The latter perspective surprised me because, on previous visits, Paul would wax poetic about spending his last days in the shop but when you cut out drinking, your world gets a little brighter.
The intersectionality of hobbies with building bikes is what draws me the most to builders. Curtis Inglis has his scooters and vintage cars, as does Jeremy Sycip. Adam Sklar has a bong company and likes to build furniture. Peter Weigle has his love affair with vintage autos as well. While bikes put food on their plates and a roof over their heads, it’s nice to see some other hobbies calling the shots.
Unfortunately, I didn’t have time for a Paul Sadoff concert this trip, although he promised me that he’d bust it out for me the next time. Instead, the comedy routine impressed! ;-)
Wow. My jaw hit the ground when I walked through the doors of the new Rock Lobster cobble. This part of Mission St. in Santa Cruz is very industrial. Hell, it’s probably the last bastion of affordable rent in the entire Santa Cruz area. The tech invasion hasn’t faired the creative population of town well, driving up commercial real estate prices but in this little corner, you’ll hear machines whirling, metal clanging as the neighbors make everything from painted canvas to sculptures, sandals to furniture, and yeah, badass mo’ fo’ bikes!
Paul shares this space with a furniture maker called Kochlacs Wood, so a quarter of the space is filled with beautiful live edge slabs of hardwood. The rest is Paul’s shop, which he shares with a fella named Brendan, who builds bikes on the side in the space. We’ll look at Brendan’s latest creation tomorrow…
The veritable museum of bikes hanging on the wall is most impressive about this new space. From the first few Rock Lobsters, to Bruce Gordon road bikes, and countless other vintage builds, Paul has a wide collection of bikes to ogle. So many in fact, that your neck will hurt from craning up at the display.

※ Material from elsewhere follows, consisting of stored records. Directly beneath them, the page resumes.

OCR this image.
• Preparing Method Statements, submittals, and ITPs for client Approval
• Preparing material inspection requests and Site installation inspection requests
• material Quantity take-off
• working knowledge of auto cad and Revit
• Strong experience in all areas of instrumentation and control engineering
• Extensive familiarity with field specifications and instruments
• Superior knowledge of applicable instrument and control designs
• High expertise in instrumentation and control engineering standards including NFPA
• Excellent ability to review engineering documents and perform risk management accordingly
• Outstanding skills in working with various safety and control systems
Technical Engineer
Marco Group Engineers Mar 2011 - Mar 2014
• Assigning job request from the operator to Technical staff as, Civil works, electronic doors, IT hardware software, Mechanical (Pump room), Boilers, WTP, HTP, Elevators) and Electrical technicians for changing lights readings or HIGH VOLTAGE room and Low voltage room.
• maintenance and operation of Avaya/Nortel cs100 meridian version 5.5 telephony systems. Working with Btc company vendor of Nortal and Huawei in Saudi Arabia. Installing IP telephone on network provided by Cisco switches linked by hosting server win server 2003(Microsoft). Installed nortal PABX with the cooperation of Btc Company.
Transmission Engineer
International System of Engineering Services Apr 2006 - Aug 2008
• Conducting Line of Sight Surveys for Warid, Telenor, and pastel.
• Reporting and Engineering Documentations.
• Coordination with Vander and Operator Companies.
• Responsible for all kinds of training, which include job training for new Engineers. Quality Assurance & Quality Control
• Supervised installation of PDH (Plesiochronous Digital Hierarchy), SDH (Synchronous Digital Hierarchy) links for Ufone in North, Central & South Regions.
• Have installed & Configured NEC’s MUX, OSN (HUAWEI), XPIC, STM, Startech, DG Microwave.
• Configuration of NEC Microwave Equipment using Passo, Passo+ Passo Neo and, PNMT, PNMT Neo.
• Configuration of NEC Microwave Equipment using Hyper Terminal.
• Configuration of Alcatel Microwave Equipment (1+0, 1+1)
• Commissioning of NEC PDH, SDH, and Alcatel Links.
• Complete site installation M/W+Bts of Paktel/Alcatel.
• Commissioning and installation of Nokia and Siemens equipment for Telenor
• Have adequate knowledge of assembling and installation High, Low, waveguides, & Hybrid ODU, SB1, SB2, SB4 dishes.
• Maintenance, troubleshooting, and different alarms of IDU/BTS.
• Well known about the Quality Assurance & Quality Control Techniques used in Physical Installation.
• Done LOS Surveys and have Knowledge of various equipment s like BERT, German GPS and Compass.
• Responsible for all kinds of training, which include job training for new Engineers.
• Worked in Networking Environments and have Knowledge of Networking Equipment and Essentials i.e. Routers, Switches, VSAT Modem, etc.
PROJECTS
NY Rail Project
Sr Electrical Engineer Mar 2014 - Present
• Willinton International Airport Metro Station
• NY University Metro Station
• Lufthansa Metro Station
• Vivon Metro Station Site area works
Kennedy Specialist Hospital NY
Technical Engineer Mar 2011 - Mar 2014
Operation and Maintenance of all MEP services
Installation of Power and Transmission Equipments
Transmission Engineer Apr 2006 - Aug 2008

This space used to be an outdoor area between two buildings, hence the massive mural painted on the wall. It was later enclosed in the 1970s.

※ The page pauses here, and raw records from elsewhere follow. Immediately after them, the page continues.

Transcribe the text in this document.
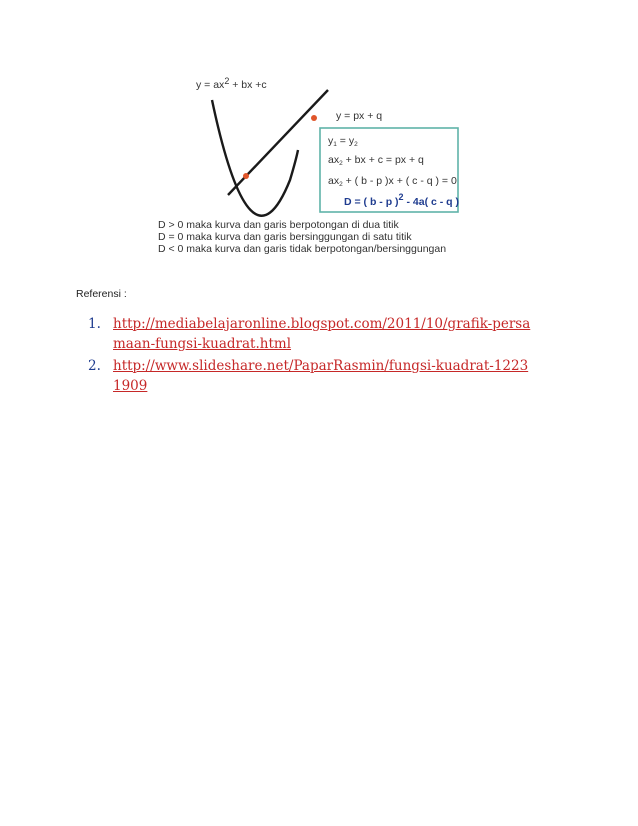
y = ax2 + bx +c
y = px + q
y1 = y2
ax2 + bx + c = px + q
ax2 + ( b - p )x + ( c - q ) = 0
D = ( b - p )2 - 4a( c - q )
D > 0 maka kurva dan garis berpotongan di dua titik
D = 0 maka kurva dan garis bersinggungan di satu titik
D < 0 maka kurva dan garis tidak berpotongan/bersinggungan
Referensi :
1. http://mediabelajaronline.blogspot.com/2011/10/grafik-persamaan-fungsi-kuadrat.html
2. http://www.slideshare.net/PaparRasmin/fungsi-kuadrat-12231909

Paul has been 29er curious ever since he began working with Brendan. He’s always been a 27.5″ kinda guy, perhaps due to him spending so much time on 26″ mountain bikes. For the Chris King Guest House event, I shot Paul’s bike at his shop, as I felt like it was would be a nice supplement to this Shop Visit.
It’s built with an integrated steel head tube, Paragon Rocker dropouts, and is coated with a beautiful blue spec paint.
He also used a variation on his classic logo for this bike. Paul has used the original Rock Lobster logos since its inception in the early 1980s!
The build is laced with beautiful Paul Component bits, a Fox fork, and those brand new Chris King wheels.
I cherish these afternoons with framebuilders and wanted to thank Paul for his time and humor. With the world feeling like it’s opening back up, I hope to bring more photosets like this to you, the readership.